When the Faculty Center burned down, taking with it a sizeable portion of my personal library, it also took away parts of my job that I loved: the privacy of my own office, spontaneous visits from students, cheap pancit bihon from the cafeteria. I learned to hold impromptu consultation hours immediately after class, while walking from the classroom to the classroom-turned-department office, learned to plug in my earphones and play wordless albums on full blast to get work done in the space shared with colleagues displaced by the fire. Now, newly displaced from our four-year-old makeshift common office, I realize that things could be worse. I consume hours composing in writing what would take minutes when said out loud in a classroom setting.

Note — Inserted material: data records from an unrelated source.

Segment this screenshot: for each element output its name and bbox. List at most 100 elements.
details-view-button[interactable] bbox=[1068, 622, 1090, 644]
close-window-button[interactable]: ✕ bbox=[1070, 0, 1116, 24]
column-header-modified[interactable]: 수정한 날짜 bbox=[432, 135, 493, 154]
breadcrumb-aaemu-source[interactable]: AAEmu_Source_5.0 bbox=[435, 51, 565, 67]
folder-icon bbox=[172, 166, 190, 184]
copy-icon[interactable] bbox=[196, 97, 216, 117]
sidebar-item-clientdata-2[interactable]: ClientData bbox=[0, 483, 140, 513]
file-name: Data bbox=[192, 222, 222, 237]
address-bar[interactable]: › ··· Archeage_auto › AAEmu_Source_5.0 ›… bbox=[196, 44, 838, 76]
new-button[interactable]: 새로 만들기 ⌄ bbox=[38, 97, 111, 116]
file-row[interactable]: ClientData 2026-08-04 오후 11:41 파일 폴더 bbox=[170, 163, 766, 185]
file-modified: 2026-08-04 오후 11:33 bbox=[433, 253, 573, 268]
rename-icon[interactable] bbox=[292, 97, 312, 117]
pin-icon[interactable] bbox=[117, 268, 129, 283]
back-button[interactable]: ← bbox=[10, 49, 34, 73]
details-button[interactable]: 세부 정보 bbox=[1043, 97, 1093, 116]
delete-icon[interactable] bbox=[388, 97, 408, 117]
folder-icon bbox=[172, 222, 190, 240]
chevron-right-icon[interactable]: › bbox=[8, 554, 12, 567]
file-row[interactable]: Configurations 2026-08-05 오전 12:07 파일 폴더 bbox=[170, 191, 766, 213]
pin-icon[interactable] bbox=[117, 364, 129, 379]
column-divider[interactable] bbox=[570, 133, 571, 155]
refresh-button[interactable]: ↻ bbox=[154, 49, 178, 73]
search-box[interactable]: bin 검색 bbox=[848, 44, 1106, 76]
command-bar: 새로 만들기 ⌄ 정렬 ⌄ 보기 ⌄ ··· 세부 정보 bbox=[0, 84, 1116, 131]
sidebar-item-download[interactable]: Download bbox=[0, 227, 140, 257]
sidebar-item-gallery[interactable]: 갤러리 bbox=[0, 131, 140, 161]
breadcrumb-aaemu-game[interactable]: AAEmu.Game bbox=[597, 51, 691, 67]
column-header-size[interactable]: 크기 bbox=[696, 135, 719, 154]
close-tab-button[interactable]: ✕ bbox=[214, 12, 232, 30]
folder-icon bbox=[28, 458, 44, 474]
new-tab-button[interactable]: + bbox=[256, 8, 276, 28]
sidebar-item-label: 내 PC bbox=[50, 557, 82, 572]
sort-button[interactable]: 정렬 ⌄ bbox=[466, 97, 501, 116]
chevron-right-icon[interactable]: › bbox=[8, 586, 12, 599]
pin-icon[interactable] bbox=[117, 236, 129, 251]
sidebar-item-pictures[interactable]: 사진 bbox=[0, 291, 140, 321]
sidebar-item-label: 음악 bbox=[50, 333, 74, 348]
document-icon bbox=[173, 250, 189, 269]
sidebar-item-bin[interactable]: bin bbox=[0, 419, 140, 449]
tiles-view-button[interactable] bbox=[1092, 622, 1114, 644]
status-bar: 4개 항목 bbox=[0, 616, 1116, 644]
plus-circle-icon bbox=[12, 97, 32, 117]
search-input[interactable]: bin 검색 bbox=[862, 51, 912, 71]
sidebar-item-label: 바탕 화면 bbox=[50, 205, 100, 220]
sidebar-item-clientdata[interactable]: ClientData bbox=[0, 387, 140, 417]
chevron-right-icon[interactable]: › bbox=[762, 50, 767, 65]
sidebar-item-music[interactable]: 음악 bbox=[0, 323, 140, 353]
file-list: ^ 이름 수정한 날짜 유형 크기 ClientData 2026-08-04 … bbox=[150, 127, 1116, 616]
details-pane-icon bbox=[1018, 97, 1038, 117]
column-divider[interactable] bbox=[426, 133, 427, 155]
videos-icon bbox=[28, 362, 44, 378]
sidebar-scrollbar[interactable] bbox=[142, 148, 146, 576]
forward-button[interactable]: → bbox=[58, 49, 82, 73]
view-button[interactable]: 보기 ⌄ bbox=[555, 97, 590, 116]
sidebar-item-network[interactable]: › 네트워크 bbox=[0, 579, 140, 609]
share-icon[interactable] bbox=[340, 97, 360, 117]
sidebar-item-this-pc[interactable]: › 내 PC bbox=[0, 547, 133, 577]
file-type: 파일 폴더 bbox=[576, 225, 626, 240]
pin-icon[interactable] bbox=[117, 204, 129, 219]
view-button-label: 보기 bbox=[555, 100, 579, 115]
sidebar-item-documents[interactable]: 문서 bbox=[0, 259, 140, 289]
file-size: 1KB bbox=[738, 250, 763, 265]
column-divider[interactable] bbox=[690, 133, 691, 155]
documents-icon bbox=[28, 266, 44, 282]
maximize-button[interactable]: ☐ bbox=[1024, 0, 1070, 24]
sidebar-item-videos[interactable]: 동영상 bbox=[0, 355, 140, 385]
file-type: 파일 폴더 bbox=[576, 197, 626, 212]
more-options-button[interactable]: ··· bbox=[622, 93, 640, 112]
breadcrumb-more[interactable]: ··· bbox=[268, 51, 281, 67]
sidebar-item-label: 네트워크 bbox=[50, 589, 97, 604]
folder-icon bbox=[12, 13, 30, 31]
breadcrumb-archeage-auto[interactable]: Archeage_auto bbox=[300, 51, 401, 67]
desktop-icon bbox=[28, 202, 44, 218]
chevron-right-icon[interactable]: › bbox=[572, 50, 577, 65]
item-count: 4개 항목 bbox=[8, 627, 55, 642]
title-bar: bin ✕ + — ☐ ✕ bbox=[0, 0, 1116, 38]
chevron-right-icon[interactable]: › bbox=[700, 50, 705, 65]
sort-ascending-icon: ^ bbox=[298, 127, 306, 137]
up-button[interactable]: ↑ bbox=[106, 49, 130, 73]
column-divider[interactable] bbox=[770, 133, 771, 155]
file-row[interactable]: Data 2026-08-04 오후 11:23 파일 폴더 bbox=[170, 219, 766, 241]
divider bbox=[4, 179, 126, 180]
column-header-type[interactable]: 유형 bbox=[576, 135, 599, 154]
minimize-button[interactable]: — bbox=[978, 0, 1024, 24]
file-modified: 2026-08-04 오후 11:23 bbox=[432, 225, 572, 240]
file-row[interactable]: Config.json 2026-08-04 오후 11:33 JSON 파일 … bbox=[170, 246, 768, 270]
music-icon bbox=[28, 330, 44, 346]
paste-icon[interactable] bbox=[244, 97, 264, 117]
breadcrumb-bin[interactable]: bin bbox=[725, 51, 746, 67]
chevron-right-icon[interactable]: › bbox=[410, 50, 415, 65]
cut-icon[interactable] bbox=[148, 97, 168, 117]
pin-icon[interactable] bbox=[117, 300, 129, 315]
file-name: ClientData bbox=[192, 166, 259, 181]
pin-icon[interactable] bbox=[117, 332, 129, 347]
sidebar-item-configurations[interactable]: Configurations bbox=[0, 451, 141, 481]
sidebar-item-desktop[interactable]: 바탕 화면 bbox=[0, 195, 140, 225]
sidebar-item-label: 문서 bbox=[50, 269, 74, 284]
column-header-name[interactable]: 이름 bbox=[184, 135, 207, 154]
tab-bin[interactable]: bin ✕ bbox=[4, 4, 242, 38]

My exhaustion grows with every stuttering discussion facilitated by the mute button, every monologue delivered to a grid of black screens. Are you there? Can you hear me? I miss students casually co-piloting class discussions, all the thinking paths unexpectedly taken because somebody blurts out something that just occurred to them. There are no sidelong glances, no conferring with the one sitting next to you, no “we were just talking about this” to preface a response to a text. I miss eye contact, laughter, the unremarkable presence of ambient noise.

6.

The fear of becoming a casualty of: sickness, sadness, loved ones unseen, vendors unmasked, second jobs, unpaid bills, air-conditioned vehicles, cops on the road, laws passed, SUVs bulldozing their way down bike lanes.

7.

I move between window and screen to monitor the super typhoon, the strongest to hit the planet in 2020. The typhoon coincides with reading week, the mandatory break from classes to give everyone time to catch their breath. If it isn’t one disaster, it’s another. I normally ease my fatigue from the screen by looking out the window, but today they are one and the same, the catastrophe on the news pounding on the glass, the glass turned opaque by rain.